When I was a kid, the school play was a singular event. Not so anymore. My son has performed a show anywhere from four to sixteen times – sometimes twice in one day with a lunch break in between.

Cast Party

There will be a cast party after the show wraps. It may be a potluck in a back room of the theater or school. It may be a barbecue at a local swim club. Each program has its own traditions. A lot of times the cast goes out to a restaurant after opening night as well.


Parents will likely be needed to sell concessions, 50/50s, and/or candy grams. There is also usually a need parents to help with hair and makeup before the show and for backstage parents to watch the kids during the show. Oh, and one or two parents will be needed to check tickets at the door.

Set Strike

Parents may be asked to come help with set strike after the show has finished its run. Set strike entails taking the set apart and storing the pieces, organizing and storing the costumes, and general clean-up of the venue. I always volunteer for this which is good because my son always leaves one or two things behind in the dressing room.
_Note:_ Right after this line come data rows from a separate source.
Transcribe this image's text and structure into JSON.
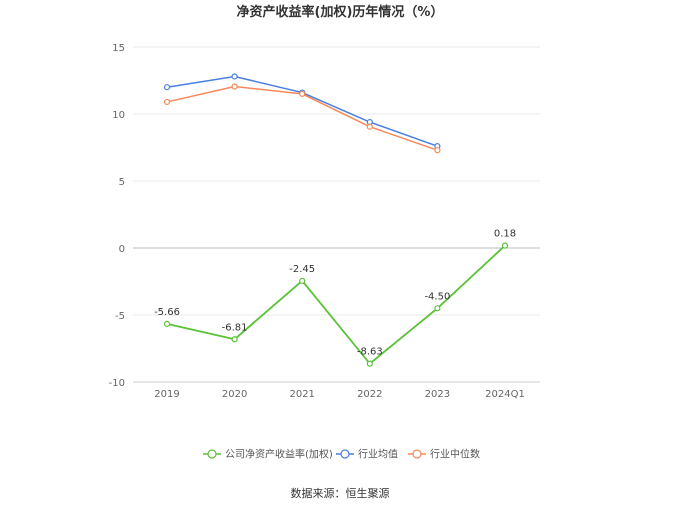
{
  "chart_data": {
    "type": "line",
    "title": "净资产收益率(加权)历年情况（%）",
    "categories": [
      "2019",
      "2020",
      "2021",
      "2022",
      "2023",
      "2024Q1"
    ],
    "ylim": [
      -10,
      15
    ],
    "yticks": [
      15,
      10,
      5,
      0,
      -5,
      -10
    ],
    "grid": true,
    "legend_position": "bottom",
    "series": [
      {
        "name": "公司净资产收益率(加权)",
        "color": "#5ac236",
        "values": [
          -5.66,
          -6.81,
          -2.45,
          -8.63,
          -4.5,
          0.18
        ],
        "labels": [
          "-5.66",
          "-6.81",
          "-2.45",
          "-8.63",
          "-4.50",
          "0.18"
        ]
      },
      {
        "name": "行业均值",
        "color": "#4a7fe0",
        "values": [
          12.0,
          12.8,
          11.6,
          9.4,
          7.6,
          null
        ]
      },
      {
        "name": "行业中位数",
        "color": "#f5895a",
        "values": [
          10.9,
          12.05,
          11.5,
          9.05,
          7.3,
          null
        ]
      }
    ],
    "source": "数据来源：恒生聚源"
  }
}
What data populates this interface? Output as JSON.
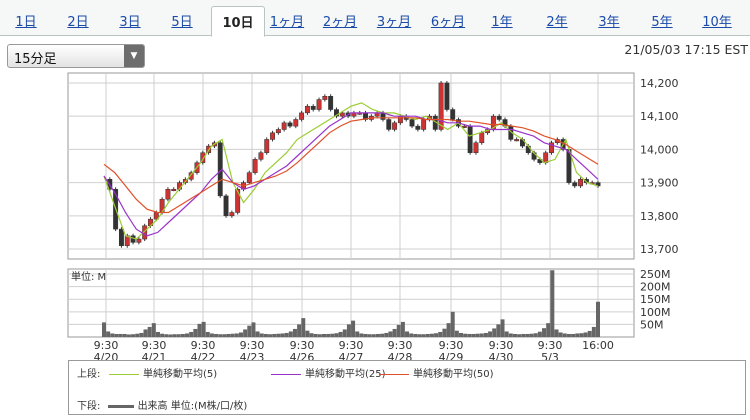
{
  "tabs": [
    {
      "label": "1日",
      "active": false
    },
    {
      "label": "2日",
      "active": false
    },
    {
      "label": "3日",
      "active": false
    },
    {
      "label": "5日",
      "active": false
    },
    {
      "label": "10日",
      "active": true
    },
    {
      "label": "1ヶ月",
      "active": false
    },
    {
      "label": "2ヶ月",
      "active": false
    },
    {
      "label": "3ヶ月",
      "active": false
    },
    {
      "label": "6ヶ月",
      "active": false
    },
    {
      "label": "1年",
      "active": false
    },
    {
      "label": "2年",
      "active": false
    },
    {
      "label": "3年",
      "active": false
    },
    {
      "label": "5年",
      "active": false
    },
    {
      "label": "10年",
      "active": false
    }
  ],
  "interval_select": {
    "value": "15分足"
  },
  "timestamp": "21/05/03 17:15 EST",
  "colors": {
    "candle": "#cc3333",
    "ma5": "#9acd32",
    "ma25": "#9933cc",
    "ma50": "#e0502a",
    "volume": "#666666",
    "grid": "#cfcfcf",
    "frame": "#9a9a9a"
  },
  "chart_data": [
    {
      "type": "line",
      "description": "price chart (15-minute candles with moving averages)",
      "x_ticks": [
        {
          "time": "9:30",
          "date": "4/20"
        },
        {
          "time": "9:30",
          "date": "4/21"
        },
        {
          "time": "9:30",
          "date": "4/22"
        },
        {
          "time": "9:30",
          "date": "4/23"
        },
        {
          "time": "9:30",
          "date": "4/26"
        },
        {
          "time": "9:30",
          "date": "4/27"
        },
        {
          "time": "9:30",
          "date": "4/28"
        },
        {
          "time": "9:30",
          "date": "4/29"
        },
        {
          "time": "9:30",
          "date": "4/30"
        },
        {
          "time": "9:30",
          "date": "5/3"
        },
        {
          "time": "16:00",
          "date": ""
        }
      ],
      "y_ticks": [
        "14,200",
        "14,100",
        "14,000",
        "13,900",
        "13,800",
        "13,700"
      ],
      "ylim": [
        13670,
        14230
      ],
      "series": [
        {
          "name": "単純移動平均(5)",
          "values": [
            13920,
            13830,
            13740,
            13730,
            13760,
            13790,
            13840,
            13880,
            13920,
            13960,
            14010,
            14030,
            13900,
            13840,
            13880,
            13930,
            13960,
            13990,
            14030,
            14050,
            14070,
            14090,
            14110,
            14130,
            14140,
            14120,
            14110,
            14110,
            14100,
            14090,
            14100,
            14080,
            14060,
            14080,
            14040,
            14050,
            14060,
            14080,
            14050,
            14030,
            13990,
            13960,
            13970,
            14030,
            13930,
            13900,
            13890
          ]
        },
        {
          "name": "単純移動平均(25)",
          "values": [
            13920,
            13870,
            13810,
            13760,
            13740,
            13750,
            13780,
            13810,
            13840,
            13870,
            13910,
            13940,
            13900,
            13880,
            13890,
            13910,
            13930,
            13950,
            13980,
            14010,
            14040,
            14070,
            14090,
            14110,
            14110,
            14110,
            14110,
            14100,
            14100,
            14100,
            14090,
            14090,
            14080,
            14080,
            14070,
            14070,
            14060,
            14060,
            14060,
            14050,
            14040,
            14020,
            14010,
            14000,
            13970,
            13940,
            13910
          ]
        },
        {
          "name": "単純移動平均(50)",
          "values": [
            13955,
            13930,
            13890,
            13850,
            13820,
            13810,
            13810,
            13830,
            13850,
            13870,
            13890,
            13910,
            13900,
            13890,
            13900,
            13910,
            13920,
            13935,
            13960,
            13990,
            14020,
            14050,
            14070,
            14085,
            14090,
            14095,
            14095,
            14095,
            14095,
            14095,
            14090,
            14090,
            14090,
            14085,
            14085,
            14080,
            14075,
            14075,
            14070,
            14065,
            14055,
            14040,
            14030,
            14015,
            13995,
            13975,
            13955
          ]
        }
      ],
      "price_path": [
        13910,
        13880,
        13760,
        13710,
        13740,
        13720,
        13730,
        13770,
        13790,
        13810,
        13850,
        13880,
        13880,
        13900,
        13910,
        13930,
        13960,
        13990,
        14010,
        14020,
        13860,
        13800,
        13810,
        13880,
        13900,
        13930,
        13970,
        13990,
        14030,
        14050,
        14060,
        14080,
        14070,
        14090,
        14110,
        14130,
        14120,
        14150,
        14160,
        14120,
        14100,
        14110,
        14100,
        14110,
        14110,
        14090,
        14100,
        14110,
        14090,
        14060,
        14080,
        14100,
        14090,
        14070,
        14060,
        14090,
        14100,
        14060,
        14200,
        14120,
        14090,
        14070,
        14070,
        13990,
        14020,
        14050,
        14060,
        14100,
        14090,
        14070,
        14030,
        14030,
        14010,
        13990,
        13970,
        13960,
        13990,
        14020,
        14030,
        14000,
        13900,
        13890,
        13910,
        13900,
        13900,
        13890
      ]
    },
    {
      "type": "bar",
      "description": "volume chart",
      "unit_label": "単位: M",
      "y_ticks": [
        "250M",
        "200M",
        "150M",
        "100M",
        "50M"
      ],
      "ylim": [
        0,
        270
      ],
      "values": [
        58,
        22,
        14,
        12,
        12,
        12,
        10,
        11,
        13,
        16,
        30,
        40,
        55,
        20,
        13,
        11,
        10,
        11,
        11,
        12,
        14,
        20,
        32,
        52,
        60,
        20,
        14,
        12,
        11,
        11,
        12,
        13,
        14,
        18,
        30,
        45,
        58,
        22,
        14,
        12,
        11,
        12,
        13,
        14,
        16,
        22,
        32,
        50,
        75,
        25,
        15,
        12,
        11,
        12,
        12,
        13,
        15,
        20,
        30,
        50,
        65,
        22,
        14,
        12,
        11,
        11,
        12,
        13,
        16,
        22,
        32,
        48,
        60,
        22,
        14,
        12,
        11,
        11,
        12,
        13,
        15,
        20,
        33,
        55,
        100,
        25,
        16,
        13,
        12,
        12,
        13,
        14,
        16,
        22,
        34,
        50,
        70,
        22,
        14,
        12,
        11,
        12,
        12,
        13,
        15,
        21,
        35,
        55,
        265,
        30,
        18,
        14,
        12,
        12,
        14,
        15,
        18,
        24,
        40,
        140
      ]
    }
  ],
  "legend": {
    "upper_label": "上段:",
    "lower_label": "下段:",
    "lower_item": "出来高 単位:(M株/口/枚)"
  }
}
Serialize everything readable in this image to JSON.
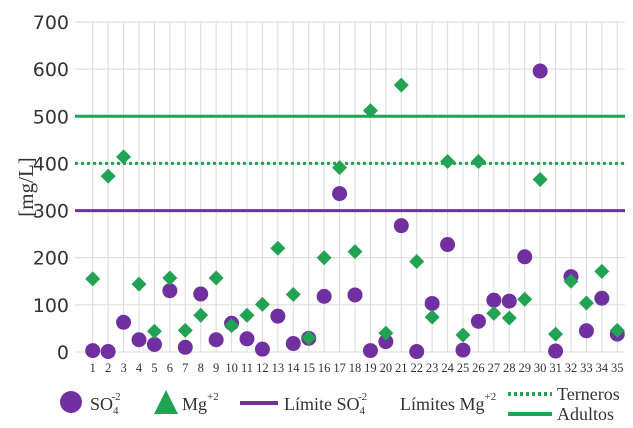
{
  "chart_data": {
    "type": "scatter",
    "title": "",
    "ylabel": "[mg/L]",
    "xlabel": "",
    "ylim": [
      0,
      700
    ],
    "yticks": [
      0,
      100,
      200,
      300,
      400,
      500,
      600,
      700
    ],
    "x": [
      1,
      2,
      3,
      4,
      5,
      6,
      7,
      8,
      9,
      10,
      11,
      12,
      13,
      14,
      15,
      16,
      17,
      18,
      19,
      20,
      21,
      22,
      23,
      24,
      25,
      26,
      27,
      28,
      29,
      30,
      31,
      32,
      33,
      34,
      35
    ],
    "grid": "vertical and horizontal",
    "legend_position": "bottom",
    "series": [
      {
        "name": "SO4-2",
        "marker": "circle",
        "color": "#7030a0",
        "values": [
          3,
          1,
          63,
          26,
          16,
          130,
          10,
          123,
          26,
          61,
          28,
          6,
          76,
          18,
          29,
          118,
          336,
          121,
          3,
          22,
          268,
          1,
          103,
          228,
          4,
          65,
          110,
          108,
          202,
          596,
          2,
          160,
          45,
          114,
          38
        ]
      },
      {
        "name": "Mg+2",
        "marker": "diamond",
        "color": "#21a353",
        "values": [
          155,
          373,
          414,
          144,
          44,
          157,
          46,
          78,
          157,
          56,
          78,
          101,
          220,
          122,
          30,
          200,
          391,
          213,
          512,
          40,
          566,
          192,
          74,
          404,
          36,
          404,
          82,
          72,
          112,
          366,
          38,
          150,
          104,
          171,
          46
        ]
      }
    ],
    "reference_lines": [
      {
        "name": "Límite SO4-2",
        "value": 300,
        "style": "solid",
        "color": "#7030a0"
      },
      {
        "name": "Terneros",
        "value": 400,
        "style": "dotted",
        "color": "#21a353"
      },
      {
        "name": "Adultos",
        "value": 500,
        "style": "solid",
        "color": "#21a353"
      }
    ],
    "legend": {
      "so4_label": "SO",
      "so4_sub": "4",
      "so4_sup": "-2",
      "mg_label": "Mg",
      "mg_sup": "+2",
      "limite_so4_label": "Límite SO",
      "limite_so4_sub": "4",
      "limite_so4_sup": "-2",
      "limites_mg_label": "Límites Mg",
      "limites_mg_sup": "+2",
      "terneros_label": "Terneros",
      "adultos_label": "Adultos"
    }
  }
}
I can’t stress enough that every theater company is different. Get an idea of what you’re signing up for before you commit. I was so clueless and ill-prepared for my son’s first few shows and I ended up scrambling as a result. If you’re on a budget you should know that there are a lot of small expenditures. I end up spending $300 to $500 per show. School shows are at lower end of that range. The camp that he is in now is at the higher end. There are places with base fees that are even higher than my above all-in costs.